In this paper we conduct a genome-wide screen and follow-up study of expressive vocabulary in toddlers of European descent from up to four studies of the...

Authors:
St Pourcain B, Cents RA, Whitehouse AJ, Haworth CM, Davis OS, O'Reilly PF, et al.

Authors notes:
Nature Communications. 2014;5:4831

Keywords:
Vocabulary, language development, language acquisition, autism, genetic influences, EAGLE consortium

Abstract:
Twin studies suggest that expressive vocabulary at ~24 months is modestly heritable.

However, the genes influencing this early linguistic phenotype are unknown.

Here we conduct a genome-wide screen and follow-up study of expressive vocabulary in toddlers of European descent from up to four studies of the EArly Genetics and Lifecourse Epidemiology consortium, analysing an early (15-18 months, 'one-word stage', N(Total) = 8,889) and a later (24-30 months, 'two-word stage', N(Total)=10,819) phase of language acquisition.
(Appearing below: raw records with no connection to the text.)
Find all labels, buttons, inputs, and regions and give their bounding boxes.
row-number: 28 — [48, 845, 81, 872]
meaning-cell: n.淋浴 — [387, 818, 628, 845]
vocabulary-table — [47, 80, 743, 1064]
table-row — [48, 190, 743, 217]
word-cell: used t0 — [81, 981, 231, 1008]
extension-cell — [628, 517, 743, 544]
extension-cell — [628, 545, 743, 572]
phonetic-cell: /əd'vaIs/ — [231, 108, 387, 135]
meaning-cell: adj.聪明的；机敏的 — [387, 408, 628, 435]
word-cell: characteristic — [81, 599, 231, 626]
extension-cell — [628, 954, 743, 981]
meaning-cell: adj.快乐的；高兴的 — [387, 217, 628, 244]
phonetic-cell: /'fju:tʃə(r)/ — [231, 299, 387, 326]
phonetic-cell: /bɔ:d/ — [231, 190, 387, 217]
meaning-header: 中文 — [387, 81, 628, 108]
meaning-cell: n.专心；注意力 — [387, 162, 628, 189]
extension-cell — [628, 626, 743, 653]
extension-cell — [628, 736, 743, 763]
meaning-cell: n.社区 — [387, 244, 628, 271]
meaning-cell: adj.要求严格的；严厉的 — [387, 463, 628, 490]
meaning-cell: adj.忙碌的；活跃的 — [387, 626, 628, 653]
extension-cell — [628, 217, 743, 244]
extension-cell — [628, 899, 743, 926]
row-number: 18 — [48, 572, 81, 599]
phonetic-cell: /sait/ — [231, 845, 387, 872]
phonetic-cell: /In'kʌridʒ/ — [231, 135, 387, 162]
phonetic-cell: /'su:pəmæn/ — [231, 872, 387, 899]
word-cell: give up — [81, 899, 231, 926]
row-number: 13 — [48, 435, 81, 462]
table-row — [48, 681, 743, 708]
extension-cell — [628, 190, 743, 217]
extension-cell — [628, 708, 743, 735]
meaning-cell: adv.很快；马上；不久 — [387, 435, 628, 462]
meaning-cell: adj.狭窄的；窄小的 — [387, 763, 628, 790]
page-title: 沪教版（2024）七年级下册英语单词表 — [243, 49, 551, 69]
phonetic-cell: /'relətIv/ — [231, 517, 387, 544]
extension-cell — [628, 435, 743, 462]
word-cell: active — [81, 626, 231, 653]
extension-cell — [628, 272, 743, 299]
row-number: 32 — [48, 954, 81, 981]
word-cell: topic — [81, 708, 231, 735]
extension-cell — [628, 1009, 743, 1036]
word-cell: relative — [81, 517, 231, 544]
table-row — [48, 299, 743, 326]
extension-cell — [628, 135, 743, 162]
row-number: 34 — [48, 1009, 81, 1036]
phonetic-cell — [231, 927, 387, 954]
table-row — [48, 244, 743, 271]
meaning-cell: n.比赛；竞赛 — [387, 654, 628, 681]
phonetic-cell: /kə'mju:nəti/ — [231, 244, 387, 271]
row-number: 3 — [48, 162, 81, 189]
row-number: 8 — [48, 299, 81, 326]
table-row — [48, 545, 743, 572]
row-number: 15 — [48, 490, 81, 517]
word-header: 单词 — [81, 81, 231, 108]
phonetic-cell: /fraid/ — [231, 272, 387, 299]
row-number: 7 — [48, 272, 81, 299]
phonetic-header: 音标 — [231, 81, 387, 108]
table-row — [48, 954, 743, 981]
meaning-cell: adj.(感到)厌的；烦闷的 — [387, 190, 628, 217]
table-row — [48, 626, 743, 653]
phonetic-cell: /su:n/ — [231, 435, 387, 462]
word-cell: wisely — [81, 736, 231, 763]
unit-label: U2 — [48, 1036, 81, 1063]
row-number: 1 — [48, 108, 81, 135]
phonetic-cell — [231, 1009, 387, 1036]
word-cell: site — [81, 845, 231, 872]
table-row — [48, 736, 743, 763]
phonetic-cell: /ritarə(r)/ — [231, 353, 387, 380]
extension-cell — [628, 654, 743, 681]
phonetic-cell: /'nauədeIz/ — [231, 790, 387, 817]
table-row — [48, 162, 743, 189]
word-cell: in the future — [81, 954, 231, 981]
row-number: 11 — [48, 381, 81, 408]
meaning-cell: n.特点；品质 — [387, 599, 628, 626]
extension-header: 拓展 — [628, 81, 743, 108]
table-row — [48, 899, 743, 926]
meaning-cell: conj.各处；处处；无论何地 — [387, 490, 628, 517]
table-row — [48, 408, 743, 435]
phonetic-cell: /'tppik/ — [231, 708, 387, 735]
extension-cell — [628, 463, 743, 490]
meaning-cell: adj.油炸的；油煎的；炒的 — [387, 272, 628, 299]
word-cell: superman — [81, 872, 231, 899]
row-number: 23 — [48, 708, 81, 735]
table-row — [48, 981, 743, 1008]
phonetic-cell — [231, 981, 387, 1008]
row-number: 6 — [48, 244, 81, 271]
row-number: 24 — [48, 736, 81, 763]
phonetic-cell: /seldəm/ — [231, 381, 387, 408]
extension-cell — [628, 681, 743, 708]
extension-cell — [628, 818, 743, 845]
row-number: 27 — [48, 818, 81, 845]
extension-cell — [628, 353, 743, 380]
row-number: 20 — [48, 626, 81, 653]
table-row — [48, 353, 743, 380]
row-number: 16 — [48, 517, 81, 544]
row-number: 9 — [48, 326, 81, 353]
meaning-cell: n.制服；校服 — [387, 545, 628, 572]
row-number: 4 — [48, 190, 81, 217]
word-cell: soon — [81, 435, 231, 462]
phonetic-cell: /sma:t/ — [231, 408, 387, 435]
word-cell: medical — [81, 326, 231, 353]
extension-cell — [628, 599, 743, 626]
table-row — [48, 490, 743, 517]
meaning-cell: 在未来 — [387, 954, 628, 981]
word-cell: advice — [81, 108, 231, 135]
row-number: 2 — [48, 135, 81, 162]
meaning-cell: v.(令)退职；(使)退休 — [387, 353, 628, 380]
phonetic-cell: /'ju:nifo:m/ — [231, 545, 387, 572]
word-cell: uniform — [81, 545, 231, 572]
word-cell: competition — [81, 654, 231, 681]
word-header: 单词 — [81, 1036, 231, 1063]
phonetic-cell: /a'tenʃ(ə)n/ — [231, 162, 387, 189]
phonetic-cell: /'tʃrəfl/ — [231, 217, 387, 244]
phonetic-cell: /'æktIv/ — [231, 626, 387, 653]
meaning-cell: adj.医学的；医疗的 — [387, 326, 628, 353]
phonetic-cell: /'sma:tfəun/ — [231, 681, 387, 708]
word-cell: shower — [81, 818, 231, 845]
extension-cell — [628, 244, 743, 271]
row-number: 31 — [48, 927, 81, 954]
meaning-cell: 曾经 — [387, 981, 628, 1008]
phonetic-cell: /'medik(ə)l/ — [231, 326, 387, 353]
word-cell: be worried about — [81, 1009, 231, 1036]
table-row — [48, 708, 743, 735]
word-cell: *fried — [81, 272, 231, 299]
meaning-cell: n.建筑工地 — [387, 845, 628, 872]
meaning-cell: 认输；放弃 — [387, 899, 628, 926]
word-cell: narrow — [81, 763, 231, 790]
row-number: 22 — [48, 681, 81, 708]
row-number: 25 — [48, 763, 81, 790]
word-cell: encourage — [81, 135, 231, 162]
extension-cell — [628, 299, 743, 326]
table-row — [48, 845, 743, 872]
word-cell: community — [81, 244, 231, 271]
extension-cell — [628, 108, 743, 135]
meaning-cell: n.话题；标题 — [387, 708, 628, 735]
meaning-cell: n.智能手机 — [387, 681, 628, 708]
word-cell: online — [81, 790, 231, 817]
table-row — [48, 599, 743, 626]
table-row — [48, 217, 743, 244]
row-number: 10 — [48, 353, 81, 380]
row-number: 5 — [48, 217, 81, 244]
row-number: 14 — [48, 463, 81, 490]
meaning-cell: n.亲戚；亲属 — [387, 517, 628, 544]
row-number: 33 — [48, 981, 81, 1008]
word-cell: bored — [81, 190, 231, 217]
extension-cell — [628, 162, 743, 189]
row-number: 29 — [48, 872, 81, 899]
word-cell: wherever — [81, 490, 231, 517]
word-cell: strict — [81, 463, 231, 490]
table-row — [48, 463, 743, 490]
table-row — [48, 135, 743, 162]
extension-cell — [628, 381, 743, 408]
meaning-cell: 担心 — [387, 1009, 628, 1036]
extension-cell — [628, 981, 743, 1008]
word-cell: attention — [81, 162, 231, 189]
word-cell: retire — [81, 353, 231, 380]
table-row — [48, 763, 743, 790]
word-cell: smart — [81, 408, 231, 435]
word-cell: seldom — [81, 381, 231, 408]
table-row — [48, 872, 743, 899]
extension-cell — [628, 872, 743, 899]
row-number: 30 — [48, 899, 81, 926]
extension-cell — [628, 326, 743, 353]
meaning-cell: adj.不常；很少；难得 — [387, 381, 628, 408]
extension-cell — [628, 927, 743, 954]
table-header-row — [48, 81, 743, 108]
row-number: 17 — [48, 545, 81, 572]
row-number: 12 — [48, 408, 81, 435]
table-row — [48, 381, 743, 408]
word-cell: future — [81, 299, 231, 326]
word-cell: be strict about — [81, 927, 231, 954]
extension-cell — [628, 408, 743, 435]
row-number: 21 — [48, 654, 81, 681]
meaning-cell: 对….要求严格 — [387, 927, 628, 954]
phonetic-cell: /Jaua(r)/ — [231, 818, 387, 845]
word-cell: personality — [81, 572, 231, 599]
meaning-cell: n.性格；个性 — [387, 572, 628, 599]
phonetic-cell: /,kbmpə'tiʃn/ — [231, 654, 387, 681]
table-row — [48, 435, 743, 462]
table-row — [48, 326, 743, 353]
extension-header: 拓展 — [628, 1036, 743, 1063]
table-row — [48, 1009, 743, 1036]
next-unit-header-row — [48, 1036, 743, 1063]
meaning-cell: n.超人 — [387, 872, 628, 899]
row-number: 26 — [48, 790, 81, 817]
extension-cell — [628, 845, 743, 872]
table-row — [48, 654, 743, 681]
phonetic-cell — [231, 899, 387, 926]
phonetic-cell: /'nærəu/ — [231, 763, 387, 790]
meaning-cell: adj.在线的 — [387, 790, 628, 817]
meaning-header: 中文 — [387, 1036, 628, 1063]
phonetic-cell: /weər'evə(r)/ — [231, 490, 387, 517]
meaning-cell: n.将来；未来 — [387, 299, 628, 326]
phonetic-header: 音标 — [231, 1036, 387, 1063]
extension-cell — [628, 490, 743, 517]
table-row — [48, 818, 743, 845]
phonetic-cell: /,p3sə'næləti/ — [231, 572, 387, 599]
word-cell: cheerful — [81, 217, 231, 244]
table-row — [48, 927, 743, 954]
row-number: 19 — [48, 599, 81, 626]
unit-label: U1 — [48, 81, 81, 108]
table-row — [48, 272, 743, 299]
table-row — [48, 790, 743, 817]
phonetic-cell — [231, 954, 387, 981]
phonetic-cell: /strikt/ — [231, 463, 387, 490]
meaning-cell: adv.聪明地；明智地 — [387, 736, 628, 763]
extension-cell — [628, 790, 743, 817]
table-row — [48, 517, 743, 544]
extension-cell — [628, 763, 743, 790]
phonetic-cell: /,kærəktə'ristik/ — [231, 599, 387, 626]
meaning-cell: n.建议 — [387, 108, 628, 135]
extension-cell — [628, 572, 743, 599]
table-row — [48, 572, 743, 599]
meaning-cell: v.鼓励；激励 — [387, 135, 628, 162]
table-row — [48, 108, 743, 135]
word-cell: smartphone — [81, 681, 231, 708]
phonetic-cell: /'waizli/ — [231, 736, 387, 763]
For the early phase, one single-nucleotide polymorphism (rs7642482) at 3p12.3 near ROBO2, encoding a conserved axon-binding receptor, reaches the genome-wide significance level in the combined sample.

This association links language-related common genetic variation in the general population to a potential autism susceptibility locus and a linkage region for dyslexia, speech-sound disorder and reading.

The contribution of common genetic influences is, although modest, supported by genome-wide complex trait analysis and in concordance with additional twin analysis.